In the world of culinary efforts, there are winners and losers.
Tonight, we lost.
Desperate for a little something different and inspired by a microwave rice dish my friend served two weekends ago, I tried a slow-cooker risotto.
It seemed simple enough. I could plop everything in there, let it bubble away while I got through my workday, then slide a tray of chicken parts into the oven at the appropriate time, heat a vegetable, cut up a salad, and voila! A nourishing, tasty dinner on the one night this week we’ll all be able to sit down together.
I was confident.
Oh sure, there have been some kitchen mishaps in our past — forgetting to wash the spinach so that a rolled chicken breast dish had a little extra chew; mis-measuring baking ingredients; using frozen blueberries that sank to the bottom of the quick bread, leaving it a soggy, awful mess; setting a chicken afire on the grill (this was Basil), the flames shooting so high he needed a pitchfork to remove it to the safety of an adjacent snow bank (where it continued to burn the entire time it took the Chinese delivery to reach us).
But those days are past us now. I am no amazing chef, but I can hold my own.
Anyway.
I found a slow-cooker risotto recipe (not sharing it here; I love you all too much) that sounded pretty good. It called for some onion, white wine, a little cheese — and five cloves of garlic. I cut that back to two small cloves, figuring two would be enough, but didn’t count on how things cook differently in the Crock-Pot.
Suffice it to say that even two cloves was a LOT of garlic. A ton of garlic. Too much freakin’ garlic. (And having been raised on Sunday gravy and meatballs and other great Italian food, I never complain about garlic.)
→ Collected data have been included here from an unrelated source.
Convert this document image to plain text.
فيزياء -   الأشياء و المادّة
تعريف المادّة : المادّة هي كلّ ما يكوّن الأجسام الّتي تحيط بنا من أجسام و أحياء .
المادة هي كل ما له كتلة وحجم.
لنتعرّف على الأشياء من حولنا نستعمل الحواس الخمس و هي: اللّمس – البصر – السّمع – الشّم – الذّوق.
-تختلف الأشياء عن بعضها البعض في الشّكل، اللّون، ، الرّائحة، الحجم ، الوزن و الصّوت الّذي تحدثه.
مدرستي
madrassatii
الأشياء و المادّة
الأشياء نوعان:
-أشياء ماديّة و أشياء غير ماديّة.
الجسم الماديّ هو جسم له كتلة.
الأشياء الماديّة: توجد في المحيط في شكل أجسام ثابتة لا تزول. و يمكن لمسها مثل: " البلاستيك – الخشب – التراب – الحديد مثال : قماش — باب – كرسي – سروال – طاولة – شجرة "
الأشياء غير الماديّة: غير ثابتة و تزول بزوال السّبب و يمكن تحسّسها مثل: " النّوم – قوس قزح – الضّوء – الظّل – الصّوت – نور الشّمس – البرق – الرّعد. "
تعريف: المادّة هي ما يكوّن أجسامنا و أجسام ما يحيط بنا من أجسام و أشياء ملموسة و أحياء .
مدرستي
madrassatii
Catherine wouldn’t touch it.
Basil gave it a loooooong sniff test and shot me a real stink eye.
And although he will generally eat anything with a plate under it — even the meatballs my mother once accidentally microwaved to hockey-pock consistency — he ate exactly one fork full of the risotto.
I’m surprised the fork held up, actually.
The leftovers are now in the trash; it seemed the most humane tack.
Still, I think the rice now joins the burning chicken and other Vanech kitchen lore.
Advance apologies to our co-workers, the women I will teach at the Jazzercise Center of Southwestern Connecticut and anyone else we come in contact with tomorrow.
You can at least take solace knowing that as long as you are within 100 feet of us, no vampire will bother you.
Terri – Give you credit for trying the risotto. Love garlic and garlic powder as well. Use it in alot of dishes we make. And my boys sometimes say….I go alittle heavy on it….oh well. You mentioned chicken being a fire. We had the same happen to us with steak on night. My wife tried to use the grill!! She no long likes to grill…..
Understandably so! I am rarely allowed near the grill — guess it’s man territory!
I very nervously made 40-clove garlic chicken one night when the kids were little. Now, that’s a LOT of garlic. Turned out fabulous, and one of our favorite dishes. You bake it for 2 hours, and the garlic gets sweet. Don’t know what happened with the risotto — but I’ve never even made a risotto in any manner; I do like to eat them. So, no slow cooker risottos…
Yup, that’s one recipe that didn’t hang around long!